I say what this town needs is a little more of the spirit of our pioneer forefathers.
Move the Three Forks Honey Festival? That festival has been held at the mouth of Bear Cave for the past 50 years, and it will continue as long as I am alive. And as long as my remaining children are alive. The only thing that can stop us is giving up. Maybe if a few more people had the strong will of former Mayor Lee “No Bear” Hillsdale (the man for which No Bear Hill was named), we would make it through the opening ceremony this year.
Hillsdale shared the Pioneer Spirit. He knew that when founders like my great, great, grandfather came here in 1880 they wouldn’t be stopped by little things like mercury contamination, rampant dysentery, and the fact that Indians already lived there. And certainly not hundreds of aggressive bears.
When Terrance Lambert’s great grandfather came here–six months ago (from back east, folks…), he lacked this same Pioneer Spirit.

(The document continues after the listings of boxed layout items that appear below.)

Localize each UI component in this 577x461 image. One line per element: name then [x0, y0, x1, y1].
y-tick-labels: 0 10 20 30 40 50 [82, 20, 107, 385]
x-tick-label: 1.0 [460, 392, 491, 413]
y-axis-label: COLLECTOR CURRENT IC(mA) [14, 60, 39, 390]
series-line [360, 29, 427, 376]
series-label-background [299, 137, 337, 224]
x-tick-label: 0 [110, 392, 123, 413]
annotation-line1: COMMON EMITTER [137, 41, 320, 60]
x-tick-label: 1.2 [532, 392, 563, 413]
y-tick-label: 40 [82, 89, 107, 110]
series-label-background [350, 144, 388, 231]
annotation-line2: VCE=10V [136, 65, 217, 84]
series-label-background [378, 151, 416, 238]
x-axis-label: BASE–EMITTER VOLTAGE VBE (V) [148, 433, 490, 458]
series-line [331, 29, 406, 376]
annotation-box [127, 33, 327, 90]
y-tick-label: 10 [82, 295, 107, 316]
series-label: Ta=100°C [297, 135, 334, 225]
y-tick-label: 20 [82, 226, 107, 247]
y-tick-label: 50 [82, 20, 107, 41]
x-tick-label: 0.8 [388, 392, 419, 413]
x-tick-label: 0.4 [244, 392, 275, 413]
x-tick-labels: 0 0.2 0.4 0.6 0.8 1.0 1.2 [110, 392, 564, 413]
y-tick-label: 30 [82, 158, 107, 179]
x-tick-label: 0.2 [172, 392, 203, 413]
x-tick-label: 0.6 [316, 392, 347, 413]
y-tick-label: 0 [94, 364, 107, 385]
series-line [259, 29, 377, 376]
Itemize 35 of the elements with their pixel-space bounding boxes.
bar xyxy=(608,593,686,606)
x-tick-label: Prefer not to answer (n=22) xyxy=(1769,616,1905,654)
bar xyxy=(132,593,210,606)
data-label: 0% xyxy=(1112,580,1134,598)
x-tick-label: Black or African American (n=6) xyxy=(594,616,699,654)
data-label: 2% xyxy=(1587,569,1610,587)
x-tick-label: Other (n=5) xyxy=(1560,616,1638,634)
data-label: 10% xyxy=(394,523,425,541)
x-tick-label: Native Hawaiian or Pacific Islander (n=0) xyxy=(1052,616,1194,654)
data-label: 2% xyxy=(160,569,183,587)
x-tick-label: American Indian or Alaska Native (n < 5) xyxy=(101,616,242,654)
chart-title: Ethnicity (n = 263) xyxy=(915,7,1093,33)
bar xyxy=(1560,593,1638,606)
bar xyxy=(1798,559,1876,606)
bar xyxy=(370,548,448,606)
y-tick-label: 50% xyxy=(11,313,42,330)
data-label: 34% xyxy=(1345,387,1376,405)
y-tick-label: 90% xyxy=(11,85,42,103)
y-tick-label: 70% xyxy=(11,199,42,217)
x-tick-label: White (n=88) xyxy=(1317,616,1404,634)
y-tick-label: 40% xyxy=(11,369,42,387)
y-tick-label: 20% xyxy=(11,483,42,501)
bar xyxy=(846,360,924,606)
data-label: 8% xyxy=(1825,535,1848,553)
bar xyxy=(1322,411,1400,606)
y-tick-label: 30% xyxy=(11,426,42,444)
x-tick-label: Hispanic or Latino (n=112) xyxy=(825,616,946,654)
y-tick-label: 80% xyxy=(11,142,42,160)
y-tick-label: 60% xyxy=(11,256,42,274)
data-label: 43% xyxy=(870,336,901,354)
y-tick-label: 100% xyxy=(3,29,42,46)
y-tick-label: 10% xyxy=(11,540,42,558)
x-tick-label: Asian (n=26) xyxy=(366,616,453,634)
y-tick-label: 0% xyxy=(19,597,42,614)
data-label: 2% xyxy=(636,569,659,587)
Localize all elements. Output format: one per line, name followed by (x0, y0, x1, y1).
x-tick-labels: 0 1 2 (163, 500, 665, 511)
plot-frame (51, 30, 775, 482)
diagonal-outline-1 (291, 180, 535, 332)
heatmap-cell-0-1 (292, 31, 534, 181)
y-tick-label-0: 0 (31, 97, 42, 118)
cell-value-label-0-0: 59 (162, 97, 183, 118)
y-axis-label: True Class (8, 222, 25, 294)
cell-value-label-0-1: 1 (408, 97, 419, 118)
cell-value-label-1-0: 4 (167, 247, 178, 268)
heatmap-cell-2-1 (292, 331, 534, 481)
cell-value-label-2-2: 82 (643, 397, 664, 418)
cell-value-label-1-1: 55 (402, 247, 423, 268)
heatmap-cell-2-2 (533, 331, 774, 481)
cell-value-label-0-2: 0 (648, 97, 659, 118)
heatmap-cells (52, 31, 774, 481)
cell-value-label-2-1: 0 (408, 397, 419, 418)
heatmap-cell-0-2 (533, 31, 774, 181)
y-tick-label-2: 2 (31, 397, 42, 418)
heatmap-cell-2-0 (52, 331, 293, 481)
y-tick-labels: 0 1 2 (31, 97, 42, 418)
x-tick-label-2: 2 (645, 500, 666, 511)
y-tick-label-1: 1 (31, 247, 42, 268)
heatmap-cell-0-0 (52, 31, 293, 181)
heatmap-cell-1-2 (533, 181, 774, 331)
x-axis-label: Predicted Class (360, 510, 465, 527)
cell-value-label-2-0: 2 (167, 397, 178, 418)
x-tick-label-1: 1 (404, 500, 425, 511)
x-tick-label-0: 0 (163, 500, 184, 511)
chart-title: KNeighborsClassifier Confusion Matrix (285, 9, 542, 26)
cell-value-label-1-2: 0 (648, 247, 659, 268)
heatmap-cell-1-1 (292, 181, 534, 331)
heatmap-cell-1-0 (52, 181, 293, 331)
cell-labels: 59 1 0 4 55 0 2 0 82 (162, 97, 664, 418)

The First Families of Three Forks moved here for religious freedom and relaxed gambling laws. Old-Man-Lambert was simply passing through town on his way to California. Yet both shared the same fate: savagely mauled to death by bears. The difference is in how they lived their lives. One cowardly visiting his son during a train layover and the other as a glorious, brief, and extremely violent celebration of life.
The fact is, it’s appeasement policies from pushovers like Terrance Lambert that have given the bears their current foothold. How dare he suggest that the hard working people of Three Forks alter their lifestyles to stave off wave after wave of bear attacks. If anything, we should be more bold, to show the bears that no amount of aggression can deter us. If not, then three of my five daughters have already died in vain.

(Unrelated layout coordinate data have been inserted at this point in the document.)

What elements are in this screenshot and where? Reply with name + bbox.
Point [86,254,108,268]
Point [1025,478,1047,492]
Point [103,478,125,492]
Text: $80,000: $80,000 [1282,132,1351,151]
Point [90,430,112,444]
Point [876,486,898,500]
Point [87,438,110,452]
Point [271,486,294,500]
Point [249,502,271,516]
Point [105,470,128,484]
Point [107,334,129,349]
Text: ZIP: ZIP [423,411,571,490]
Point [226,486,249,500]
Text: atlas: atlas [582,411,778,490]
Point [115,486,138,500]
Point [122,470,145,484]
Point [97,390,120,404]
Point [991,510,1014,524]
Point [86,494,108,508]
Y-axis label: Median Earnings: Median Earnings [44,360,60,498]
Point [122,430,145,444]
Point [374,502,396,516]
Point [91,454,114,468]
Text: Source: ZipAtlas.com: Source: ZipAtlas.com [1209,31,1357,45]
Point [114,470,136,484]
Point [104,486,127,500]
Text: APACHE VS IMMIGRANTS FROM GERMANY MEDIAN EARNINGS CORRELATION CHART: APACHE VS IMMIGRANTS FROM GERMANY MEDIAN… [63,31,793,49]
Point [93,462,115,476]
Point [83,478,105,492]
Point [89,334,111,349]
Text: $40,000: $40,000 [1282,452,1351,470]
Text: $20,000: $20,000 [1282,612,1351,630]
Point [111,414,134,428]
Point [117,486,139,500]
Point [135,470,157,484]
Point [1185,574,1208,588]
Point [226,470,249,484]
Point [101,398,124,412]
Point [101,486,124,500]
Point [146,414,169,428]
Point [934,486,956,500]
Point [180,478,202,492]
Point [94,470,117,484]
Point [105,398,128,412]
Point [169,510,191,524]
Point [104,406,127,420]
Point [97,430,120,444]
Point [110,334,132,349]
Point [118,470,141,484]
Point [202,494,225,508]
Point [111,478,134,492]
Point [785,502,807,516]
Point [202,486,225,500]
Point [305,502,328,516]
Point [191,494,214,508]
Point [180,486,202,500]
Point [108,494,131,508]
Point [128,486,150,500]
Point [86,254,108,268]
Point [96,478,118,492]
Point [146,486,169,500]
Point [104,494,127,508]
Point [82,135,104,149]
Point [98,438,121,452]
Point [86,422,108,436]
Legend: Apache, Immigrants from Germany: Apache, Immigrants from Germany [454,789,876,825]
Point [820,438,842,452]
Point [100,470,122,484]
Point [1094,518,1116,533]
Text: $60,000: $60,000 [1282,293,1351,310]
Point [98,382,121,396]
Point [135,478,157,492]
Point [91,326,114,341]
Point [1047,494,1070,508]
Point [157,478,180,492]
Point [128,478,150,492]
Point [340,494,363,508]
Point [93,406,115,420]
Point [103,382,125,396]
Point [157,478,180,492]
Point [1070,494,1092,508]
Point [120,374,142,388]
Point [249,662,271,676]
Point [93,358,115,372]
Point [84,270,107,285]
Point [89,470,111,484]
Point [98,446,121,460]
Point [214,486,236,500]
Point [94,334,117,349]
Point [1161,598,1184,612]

Let us ask ourselves; has Terrance Lambert ever lost a child to the bears? No, he hasn’t. He’s only lost one to Mercury poisoning. Pretty hard to relate to, isn’t it?
My daughter Nancy, who recently became our oldest, has the Pioneer Spirit. Her birthday is coming up next week. When I think of some bear-sympathizer stooge denying her the childhood innocence of busting a piñata upwind of a family of grizzlies, it makes my blood boil. No bear is going to tell my family how to act. If a bear wants my little girl’s piñata, they’ll have to rip it from her cold dead hands, as they so often have.
That’s the Pioneer Spirit.
This weekend, I will be first in line for the blindfolded three-legged race and log crawl in Bear Hollow that Mr. Lambert is so afraid to run…and I will do it with the pride in our community that he so sorely lacks. I will proudly flaunt that same pride each and every day until the bears ferociously rip my limbs from my still-screaming body. The question is: will you be with me?
After all, if we let these setbacks dampen our spirits, then haven’t the bears have already won?